A single game can stretch on for five days and there may be no winner when it’s all over. They play a two-hour morning session, break for a forty minute lunch, play another two-hour mid-day session, break for a leisurely twenty minute tea, and then play another two hour afternoon session.
The players all wear white uniforms but never seem to exert themselves enough to get those uniforms dirty. Rare moments of excitement are sometimes separated by hours of relative inaction.
Here’s how Wikipedia attempts to explain cricket: “Cricket is a bat-and-ball game played between two teams of 11 players on a field at the centre of which is a rectangular 22-yard long pitch. Each team takes it in turn to bat, attempting to score runs, while the other team fields. Each turn is known as an innings. The bowler delivers the ball to the batsman who attempts to hit the ball with his bat far enough for him to run to the other end of the pitch and score a run. Each batsman continues batting until he is out. The batting team continues batting until ten batsmen are out, at which point the teams switch roles and the fielding team comes in to bat. In professional cricket the length of a game ranges from 20 overs of six bowling deliveries per side to Test cricket played over five days.”

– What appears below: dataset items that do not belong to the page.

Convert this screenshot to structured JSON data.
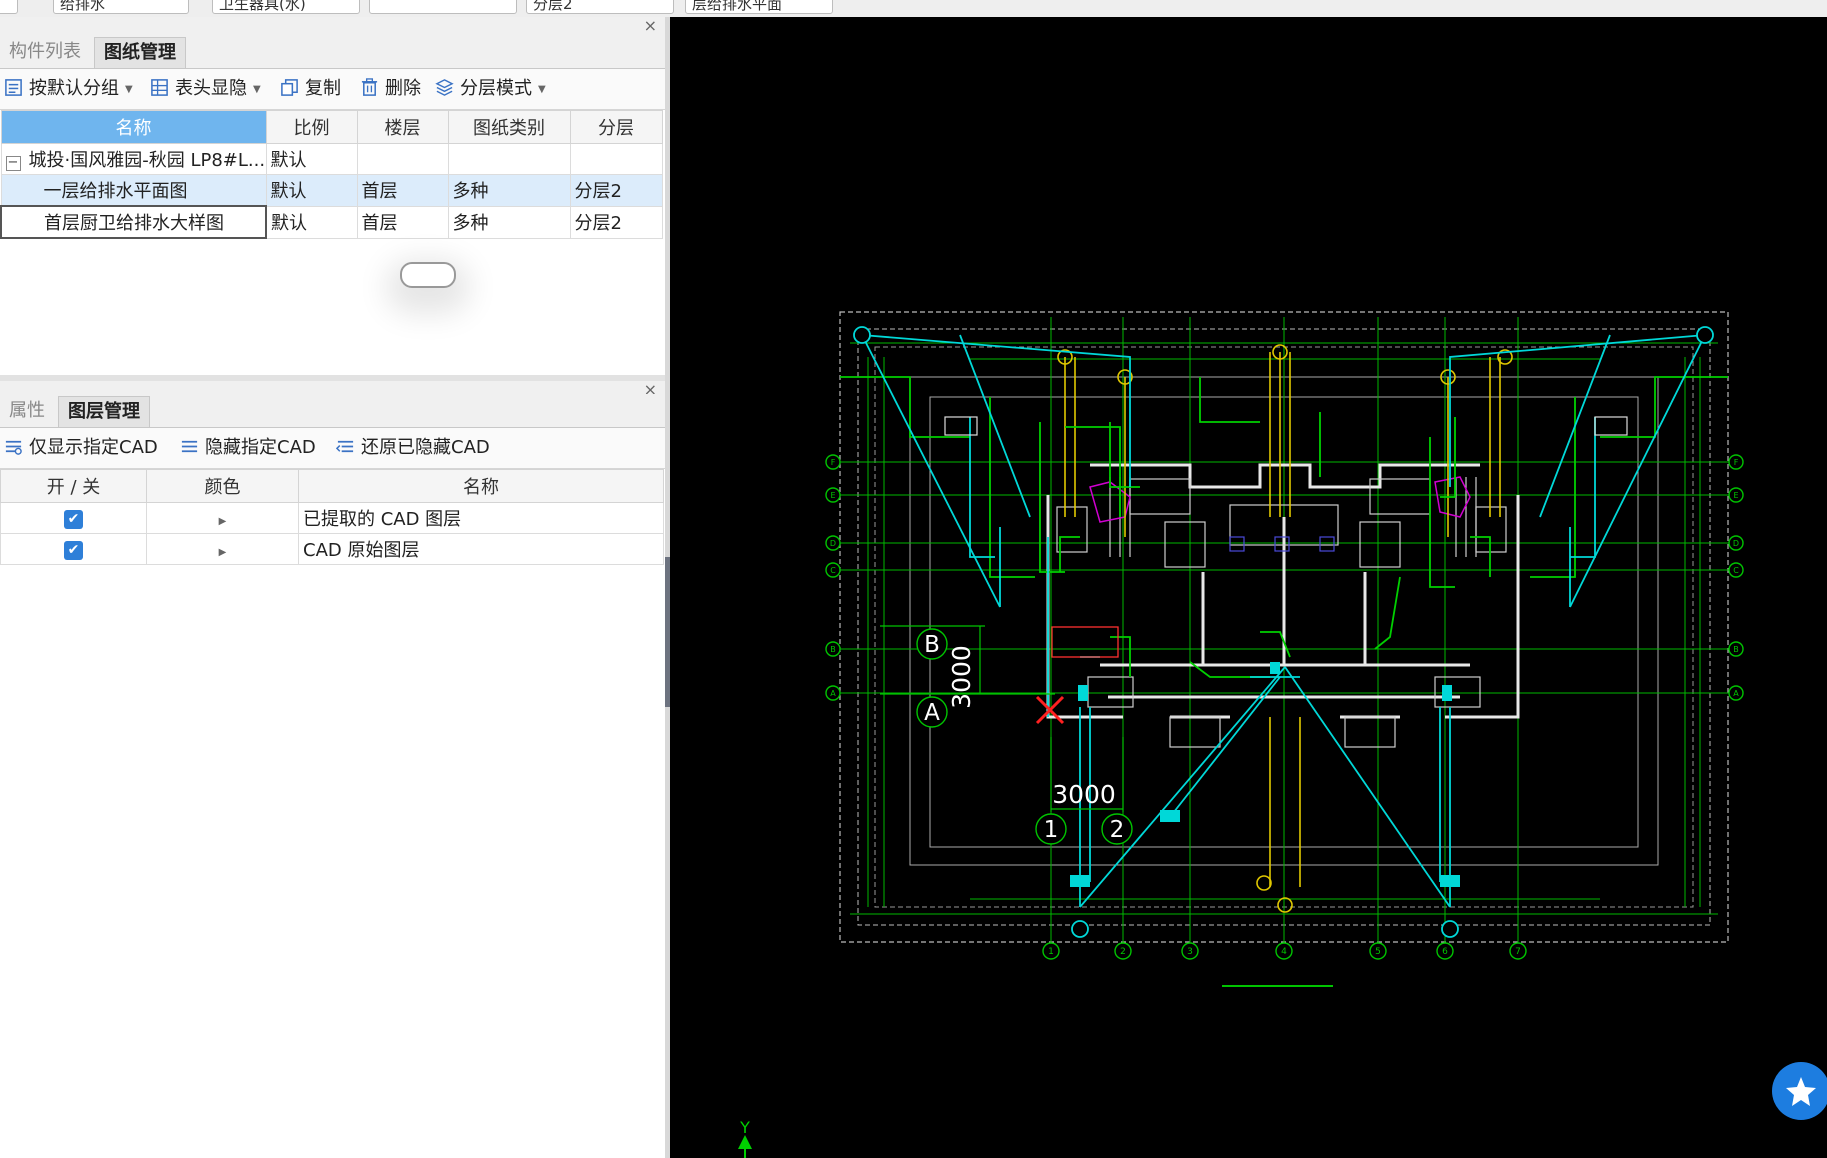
{
  "topbar": {
    "combos": [
      "给排水",
      "卫生器具(水)",
      "",
      "分层2",
      "层给排水平面"
    ]
  },
  "drawing_panel": {
    "tabs": [
      "构件列表",
      "图纸管理"
    ],
    "toolbar": {
      "group_label": "按默认分组",
      "header_label": "表头显隐",
      "copy_label": "复制",
      "delete_label": "删除",
      "layer_mode_label": "分层模式"
    },
    "columns": [
      "名称",
      "比例",
      "楼层",
      "图纸类别",
      "分层"
    ],
    "parent": {
      "name": "城投·国风雅园-秋园 LP8#L...",
      "scale": "默认"
    },
    "rows": [
      {
        "name": "一层给排水平面图",
        "scale": "默认",
        "floor": "首层",
        "category": "多种",
        "layer": "分层2"
      },
      {
        "name": "首层厨卫给排水大样图",
        "scale": "默认",
        "floor": "首层",
        "category": "多种",
        "layer": "分层2"
      }
    ]
  },
  "layer_panel": {
    "tabs": [
      "属性",
      "图层管理"
    ],
    "toolbar": {
      "show_only_label": "仅显示指定CAD",
      "hide_label": "隐藏指定CAD",
      "restore_label": "还原已隐藏CAD"
    },
    "columns": [
      "开 / 关",
      "颜色",
      "名称"
    ],
    "rows": [
      {
        "name": "已提取的 CAD 图层",
        "checked": true
      },
      {
        "name": "CAD 原始图层",
        "checked": true
      }
    ]
  },
  "cad": {
    "grid_rows": [
      "F",
      "E",
      "D",
      "C",
      "B",
      "A"
    ],
    "grid_cols": [
      "1",
      "2",
      "3",
      "4",
      "5",
      "6",
      "7"
    ],
    "dim_vertical": "3000",
    "dim_horizontal": "3000",
    "marker_b": "B",
    "marker_a": "A",
    "marker_1": "1",
    "marker_2": "2",
    "axis_y": "Y",
    "colors": {
      "background": "#000000",
      "grid": "#00c400",
      "pipe": "#00d8d8",
      "wall": "#ffffff",
      "yellow": "#e8d000",
      "magenta": "#d000d0",
      "marker": "#ff2020"
    }
  }
}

In baseball, one pitcher stays in the whole game and pitches to one batter after another. In cricket, one batsman can stay at bat for hour after hour, but the bowlers (pitchers) are switched after every six deliveries.
It’s played on what’s called an oval because, as you might have guessed, the playing field is oval-shaped. Unlike baseball, where most of the action takes place in one corner of a diamond-shaped field, all the action in cricket takes place in the middle of the oval and the batsman can hit the ball in any direction — forward, to the sides, even backwards. Because all the action takes place in the middle of this huge oval, every seat in a cricket stadium is so far from that action that they would all qualify as the cheap seats in an American stadium.
This is a very exciting time in the Australian sports world because Australia and England are playing a five game series for a trophy called The Ashes. These two old rivals play for The Ashes every other year and alternate the country in which they play. Coincidentally, they were also playing The Ashes series the last time we were here. The difference is that Australia had the best team in the history of the sport back then, but the English have been kicking their butts around the oval for the last few years.
Confusing as the game is, it’s also oddly fascinating, which explains why I’ll be sitting in front of the television — along with everyone else in the country — watching The Ashes for hour after hour for the next month.